Centre for Research in the Arts, Social Sciences and Humanities
Founded in 2001 and now looking toward its third decade, CRASSH came into being as a way to create interdisciplinary dialogue across the University’s many faculties and departments in the arts, social sciences and humanities, as well as to build bridges with scientific subjects. It has now grown into one of the largest humanities institutes in the world and is a major presence in academic life in the UK. It serves at once to draw together disciplinary perspectives in Cambridge and to disseminate new ideas to audiences across Europe and beyond.

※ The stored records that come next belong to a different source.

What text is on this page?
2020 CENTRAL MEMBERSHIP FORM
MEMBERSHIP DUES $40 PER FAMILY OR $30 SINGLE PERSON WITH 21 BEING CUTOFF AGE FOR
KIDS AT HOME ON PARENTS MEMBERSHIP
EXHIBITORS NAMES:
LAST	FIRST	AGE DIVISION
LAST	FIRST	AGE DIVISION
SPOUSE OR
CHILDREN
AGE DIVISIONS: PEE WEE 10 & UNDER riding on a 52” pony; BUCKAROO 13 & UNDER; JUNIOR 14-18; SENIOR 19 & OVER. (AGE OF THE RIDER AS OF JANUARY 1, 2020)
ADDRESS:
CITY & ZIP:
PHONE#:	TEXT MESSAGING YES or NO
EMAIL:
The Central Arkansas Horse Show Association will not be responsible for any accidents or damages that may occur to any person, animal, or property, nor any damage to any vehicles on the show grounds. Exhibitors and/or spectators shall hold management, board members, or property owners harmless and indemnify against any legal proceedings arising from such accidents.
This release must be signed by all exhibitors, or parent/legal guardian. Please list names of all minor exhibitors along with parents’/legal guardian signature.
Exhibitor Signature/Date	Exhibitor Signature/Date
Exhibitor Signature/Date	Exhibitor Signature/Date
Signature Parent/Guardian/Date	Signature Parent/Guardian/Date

CRASSH’s mission is to create new resources for thought, stimulate interdisciplinary research and disciplinary innovation, establish new intellectual networks and affiliations, respond to emerging social and political challenges, engage new publics in humanities research and help to shape public policy. Its programmes include Visiting Fellowships, Early Career Fellowships for Cambridge academics and a variety of interdisciplinary Research Networks, alongside a conference programme designed to forge new connections and open up fresh intellectual pathways. CRASSH’s research community includes many postdoctoral researchers working on its diverse range of interdisciplinary projects, which often involve international collaborations, and are funded by research councils, charities, trusts and philanthropic donations.
Fellowships
The Centre offers a number of programmes to bring scholars from all over the world to CRASSH – from postdoctoral and early career researchers to more established visiting fellows – to interact at the heart of an innovative and energetic interdisciplinary research environment. As the fellowship community grows, it becomes clearer than ever not only what our visitors gain from access to Cambridge research resources, but also how much they bring to Cambridge: the lively intellectual commerce that energises an international university.
Premises and Facilities
Since 2012, CRASSH has occupied the Alison Richard Building in the University’s central arts and humanities campus on the Sidgwick Site. The Alison Richard Building is the main site of encounter and interchange between students, teachers and researchers in the humanities, and many of the 300 events a year that CRASSH mounts take place there. Most CRASSH fellows and researchers are based in the shared research space in the Centre, and the Cambridge University Library along with the specialist libraries of arts and humanities subjects, are conveniently to hand.